Dr. Shapiro arranged for me to have a stress EKG test, which showed my heart was having to work too hard to pump blood. Then it was on to a coronary angiogram, which was over quickly. There wasn’t enough room in my arteries to cleanly navigate the little catheter that takes a picture of insides of the arteries.

I was scheduled for a triple bypass 5 days later, on Monday May 11th, four weeks to the day that I received the results of my heart CT Scan. I had three working days to put my affairs in order, file my disability paperwork and arrange for others to take over my work duties during an unknown amount of time off.

During the bypass procedure, your entire sternum is opened, except at the very bottom where they tie it together to ensure your chest doesn’t butterfly.
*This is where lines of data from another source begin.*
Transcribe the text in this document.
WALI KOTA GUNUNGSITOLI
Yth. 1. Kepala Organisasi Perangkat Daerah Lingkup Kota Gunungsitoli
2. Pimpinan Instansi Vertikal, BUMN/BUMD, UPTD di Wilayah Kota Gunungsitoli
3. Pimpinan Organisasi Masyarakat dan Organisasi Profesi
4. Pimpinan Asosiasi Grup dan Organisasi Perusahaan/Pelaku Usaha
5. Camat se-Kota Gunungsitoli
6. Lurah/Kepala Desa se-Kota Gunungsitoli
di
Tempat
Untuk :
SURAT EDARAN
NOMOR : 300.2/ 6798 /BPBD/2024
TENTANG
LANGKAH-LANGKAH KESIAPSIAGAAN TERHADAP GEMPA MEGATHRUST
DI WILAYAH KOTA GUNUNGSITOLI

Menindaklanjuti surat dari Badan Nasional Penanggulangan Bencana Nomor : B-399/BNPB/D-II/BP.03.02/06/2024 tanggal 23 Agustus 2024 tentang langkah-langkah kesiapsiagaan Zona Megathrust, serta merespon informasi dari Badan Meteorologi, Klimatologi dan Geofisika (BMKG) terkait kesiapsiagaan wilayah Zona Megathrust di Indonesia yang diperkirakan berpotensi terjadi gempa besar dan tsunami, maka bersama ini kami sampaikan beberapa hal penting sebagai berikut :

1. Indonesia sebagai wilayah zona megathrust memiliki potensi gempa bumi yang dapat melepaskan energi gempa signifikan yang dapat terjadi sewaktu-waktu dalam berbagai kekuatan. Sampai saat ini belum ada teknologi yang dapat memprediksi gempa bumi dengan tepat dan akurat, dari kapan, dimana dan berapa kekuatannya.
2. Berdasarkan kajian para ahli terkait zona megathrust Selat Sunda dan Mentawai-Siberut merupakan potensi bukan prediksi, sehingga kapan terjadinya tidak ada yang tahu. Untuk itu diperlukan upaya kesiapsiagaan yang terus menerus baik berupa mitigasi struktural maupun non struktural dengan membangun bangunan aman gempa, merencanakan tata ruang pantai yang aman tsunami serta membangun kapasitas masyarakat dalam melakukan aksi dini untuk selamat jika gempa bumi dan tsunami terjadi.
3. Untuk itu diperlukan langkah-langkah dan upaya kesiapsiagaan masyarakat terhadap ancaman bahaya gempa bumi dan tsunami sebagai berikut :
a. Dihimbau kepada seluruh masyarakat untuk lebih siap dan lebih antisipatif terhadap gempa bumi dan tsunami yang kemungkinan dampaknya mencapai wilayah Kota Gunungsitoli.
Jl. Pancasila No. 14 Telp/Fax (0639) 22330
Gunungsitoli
They call it “cracking” your chest. A heart/lung machine pumps your blood and breathes for you while your heart is completely stopped. More than likely they will be lifting your heart completely out of your chest cavity. (In my case, they harvested veins from my right leg and used them to bypass the blockages on three arteries). When they are finished, they use stainless steel wires to stitch your sternum back together, and small plates to reinforce and stabilize the incision. The entire procedure started at about 8am and was over by 1pm.

The procedure is now so commonplace that the surgery is coded as “routine”. It hardly feels routine when it happens to you.

Recovery from the surgery is different for everyone who goes through it. 99% of the people who have the surgery survive, but recovery can be very slow, sometimes up to a year, and some aren’t made better from having the surgery. Most of the post-surgical complaints are problems sleeping, neck and back problems, depression, trouble thinking clearly and fatigue. More serious complications are stroke, grafts closing after the surgery, and problems with the stainless steel wires and plates used to hold the chest together.

If you’re reading this in early August (and I’m not dead), I’m barely three months in and have had most of the minor problems to varying degrees, particularly fatigue and sleep issues. Returning to work has been very hard and I wish now that I had waited longer. It has been difficult keeping up with my previous pace. People have been kind and helpful, but don’t always understand that you can’t instantly bounce back from a surgery like that. Some expected that I would feel better and be more youthful almost immediately. The fact is, I feel worse than when I went in, but the risk of having a heart attack or stroke has been reduced significantly, and that’s something to be thankful for.

By August, my birthday will have come around again, and I will have turned 61. I received the gift of my beating heart. It’s stronger now, and I can feel it lustily pumping the blood in and out. I probably felt it before, but I never gave it a second listen. It will count out the beat for my happy birthday song, and maybe the rain will join in. Whether or not the rain comes again, I will count it a happy birthday, indeed.

John Knapp lives a quiet life in Vancouver, Washington with his rescue cat, Abby. “I’m not sure who taught her how to rescue people,” John says, “but she did an excellent job with me.”